Big changes are coming to the desktops of Defense Department and military employees.
DoD Chief Information Officer Terry Halvorsen has directed a rapid transition to the Windows 10 operating system starting January 2016, according to a memo he signed last month.
The memo applies to all DoD information systems currently using any Microsoft operating system. The department’s goal is to complete deployment of Windows 10 by January 2017.
“What the Department of Defense is looking to do is improve its security stance and to provide for more consistency throughout the agency,” Nigel Hughes, vice president of sales at SteelCloud told Federal News Radio. “This is a major undertaking. There are obviously millions of desktops throughout the Department of Defense. To move everyone to a Windows 10 platform is a significant undertaking, but it brings tremendous benefit to the department.”
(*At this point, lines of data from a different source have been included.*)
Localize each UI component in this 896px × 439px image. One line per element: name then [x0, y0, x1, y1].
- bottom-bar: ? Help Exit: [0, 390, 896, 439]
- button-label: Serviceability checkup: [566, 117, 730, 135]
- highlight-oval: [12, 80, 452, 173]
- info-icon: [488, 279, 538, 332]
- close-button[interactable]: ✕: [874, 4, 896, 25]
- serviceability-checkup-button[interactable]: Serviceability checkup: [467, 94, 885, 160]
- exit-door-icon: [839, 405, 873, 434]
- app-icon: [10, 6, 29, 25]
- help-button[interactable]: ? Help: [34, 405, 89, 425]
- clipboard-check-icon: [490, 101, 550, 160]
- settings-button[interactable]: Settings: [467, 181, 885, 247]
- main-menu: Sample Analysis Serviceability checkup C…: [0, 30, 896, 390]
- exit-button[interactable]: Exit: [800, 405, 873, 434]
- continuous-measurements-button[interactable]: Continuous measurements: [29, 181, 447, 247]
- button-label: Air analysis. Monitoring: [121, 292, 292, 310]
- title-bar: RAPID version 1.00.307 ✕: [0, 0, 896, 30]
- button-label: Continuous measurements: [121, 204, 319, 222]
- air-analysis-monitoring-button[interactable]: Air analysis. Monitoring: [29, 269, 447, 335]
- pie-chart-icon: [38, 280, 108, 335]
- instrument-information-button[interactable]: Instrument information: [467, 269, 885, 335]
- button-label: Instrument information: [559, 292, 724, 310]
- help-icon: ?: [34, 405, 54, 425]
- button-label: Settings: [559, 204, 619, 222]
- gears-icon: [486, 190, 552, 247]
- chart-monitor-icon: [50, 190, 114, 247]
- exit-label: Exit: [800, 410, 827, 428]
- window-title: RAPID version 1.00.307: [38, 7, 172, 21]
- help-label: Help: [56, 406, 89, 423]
Defense Secretary Ash Carter is expected to publish an execution order with details on the release of the Windows 10 secure host baseline, the memo states.
A secure host baseline is a preconfigured and security hardened machine-ready image that contains an organization’s common operating systems and application software, states a factsheet by the National Security Agency.
“This provides administrators with a common core operating picture that makes it easier to identify and isolate anomalies … In addition to reducing security risks, building [a secure host baseline] image lowers the overall cost of managing a network,” the factsheet states.
The Defense Information Systems Agency and the NSA are co-leading a joint secure host baseline working group to prepare a Windows 10 standard desktop framework, the memo states.
The secure host baseline goes beyond the Security Technical Implementation Guides (STIGs), which are configuration standards for DoD systems.
Each DoD desktop must be in compliance, which would require participation from the military branches, Defense agencies and the systems integrators, Hughes said.
Hughes said there is opportunity for companies to provide assistance to the department in the transition to the new operating system.
“Of course it’s not just Windows, it’s the various applications that each of those desktops support and they too have to be locked down in compliance with the STIG and sometimes there is a disconnect; the app conflicts with the STIG standard or the STIG standard conflicts with the app,” Hughes said.
That is where DoD will need the advice of software vendors.
DoD is currently working with a jumble of different operating systems from Windows 7 and 8 all the way down to Windows XP, which was first released in 2001.
“There’s a lot of aging desktops in and around the department that will all benefit from being able to move to the state-of-the-art [operating system],” Hughes said. “That will provide for much more communications consistency, reliability and security. If everybody has the same security platform I think it’s going to make tremendous benefit to the department.”
A Microsoft spokesperson said the company would have more details soon, but did not provide any further information except to confirm that the memo was released.